Um den Nutzen und die Risiken von Aspirin zu verstehen, werteten die Forschenden Daten von insgesamt rund 125.000 Menschen mit einem durchschnittlichen Krebsrisiko aus. Die Daten stammten aus zehn klinischen Studien, die hauptsächlich in Europa und Nordamerika durchgeführt wurden. Die meisten Studien untersuchten niedrig dosiertes Aspirin mit 75 bis 100 Milligramm pro Tag.

Die Forscher analysierten, wie häufig bei Teilnehmenden, die täglich Aspirin einnahmen, Darmkrebs auftrat und verglichen dies mit dem Anteil der Betroffenen in Kontrollgruppen, die kein Aspirin oder ein Placebo einnahmen.

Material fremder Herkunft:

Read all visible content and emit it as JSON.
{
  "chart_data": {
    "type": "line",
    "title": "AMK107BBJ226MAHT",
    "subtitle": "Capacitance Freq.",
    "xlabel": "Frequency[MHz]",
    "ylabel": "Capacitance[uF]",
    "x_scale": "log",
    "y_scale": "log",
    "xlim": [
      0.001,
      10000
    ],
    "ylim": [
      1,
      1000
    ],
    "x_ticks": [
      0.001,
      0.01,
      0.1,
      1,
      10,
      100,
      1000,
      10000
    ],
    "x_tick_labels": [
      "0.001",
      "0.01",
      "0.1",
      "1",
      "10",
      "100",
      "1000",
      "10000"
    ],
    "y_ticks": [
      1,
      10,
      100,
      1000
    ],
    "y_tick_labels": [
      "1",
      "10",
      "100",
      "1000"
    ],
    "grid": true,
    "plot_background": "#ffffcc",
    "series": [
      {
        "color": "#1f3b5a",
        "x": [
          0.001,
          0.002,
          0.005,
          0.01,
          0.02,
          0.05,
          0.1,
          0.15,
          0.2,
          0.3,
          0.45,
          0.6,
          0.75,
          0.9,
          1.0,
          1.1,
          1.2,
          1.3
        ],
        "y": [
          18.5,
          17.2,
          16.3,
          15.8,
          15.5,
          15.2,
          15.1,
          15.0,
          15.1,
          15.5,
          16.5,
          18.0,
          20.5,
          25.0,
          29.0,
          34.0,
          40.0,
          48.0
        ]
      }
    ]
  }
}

Es gelte daher, Nutzen und Risiken sorgfältig abzuwägen und sich ärztlich beraten zu lassen, betonen die Wissenschaftler. Der ebenfalls beteiligte Autor Dan Cao erklärt, es gebe keine für alle geltende Empfehlung. „Die weitverbreitete Verwendung von Aspirin in der Allgemeinbevölkerung wird durch die vorliegenden Erkenntnisse einfach nicht gestützt.“

Michael Hoffmeister vom Deutschen Krebsforschungszentrum (DKFZ) – selbst nicht an der Studie beteiligt – ist von den Ergebnissen der Analyse nicht überrascht. Zuletzt habe es vermehrt Studien mit diesem Tenor gegeben, auch in den USA sei die offizielle Leitlinie bereits vor einigen Jahren entsprechend geändert worden, die zuvor Aspirin zur Darmkrebsvorbeugung empfohlen hatte.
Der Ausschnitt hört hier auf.